Le projet de tenir un congrès, au cours duquel sera décidée la transformation ou non du mouvement en un parti politique, et où seront définies des structures, a été également mis en chantier. Provisoirement, il s’agit de construire un mouvement politique composé des deux initiatives co-organisatrices, le CAP et UAG, mais qui, bien entendu, peut encore s’élargir.
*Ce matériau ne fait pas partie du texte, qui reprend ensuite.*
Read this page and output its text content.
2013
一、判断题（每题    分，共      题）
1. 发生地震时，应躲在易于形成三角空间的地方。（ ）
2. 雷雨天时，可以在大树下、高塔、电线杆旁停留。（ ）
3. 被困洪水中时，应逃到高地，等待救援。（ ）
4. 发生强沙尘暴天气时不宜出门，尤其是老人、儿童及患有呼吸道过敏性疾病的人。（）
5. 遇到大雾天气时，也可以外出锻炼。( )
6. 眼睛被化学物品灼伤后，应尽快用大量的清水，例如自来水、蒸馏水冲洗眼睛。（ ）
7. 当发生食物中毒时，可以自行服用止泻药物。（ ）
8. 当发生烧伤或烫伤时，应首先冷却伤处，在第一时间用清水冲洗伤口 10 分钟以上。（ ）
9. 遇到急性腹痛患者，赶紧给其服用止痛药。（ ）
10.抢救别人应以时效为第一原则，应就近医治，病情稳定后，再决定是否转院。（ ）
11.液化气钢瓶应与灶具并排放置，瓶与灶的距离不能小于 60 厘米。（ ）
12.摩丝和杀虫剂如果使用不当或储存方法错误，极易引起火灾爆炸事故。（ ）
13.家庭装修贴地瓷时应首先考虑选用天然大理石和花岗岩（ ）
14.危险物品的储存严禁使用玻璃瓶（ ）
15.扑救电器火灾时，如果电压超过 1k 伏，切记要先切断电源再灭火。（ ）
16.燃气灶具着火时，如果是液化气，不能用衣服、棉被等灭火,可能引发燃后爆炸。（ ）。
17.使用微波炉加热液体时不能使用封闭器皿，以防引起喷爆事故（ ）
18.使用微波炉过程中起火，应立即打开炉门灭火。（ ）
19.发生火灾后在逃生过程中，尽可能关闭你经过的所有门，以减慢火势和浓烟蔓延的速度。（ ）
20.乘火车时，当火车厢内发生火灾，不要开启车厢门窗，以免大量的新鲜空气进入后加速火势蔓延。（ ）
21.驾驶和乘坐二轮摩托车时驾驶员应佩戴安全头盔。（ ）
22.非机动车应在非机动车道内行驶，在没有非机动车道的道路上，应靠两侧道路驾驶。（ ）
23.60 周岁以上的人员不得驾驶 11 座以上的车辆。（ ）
Il faut se réjouir du succès significatif de cette journée et mesurer toute son importance. Il s’agit bel et bien d’un événement historique car une telle activité, visant à construire une alternative à « gauche de la gauche », et avec autant de participants, ne s’était pas vue depuis une bonne dizaine d’années en Belgique. Cette journée ouvre donc, concrètement, la possibilité pour qu’émerge enfin une force politique alternative de gauche, et qu’elle se constitue avec crédibilité.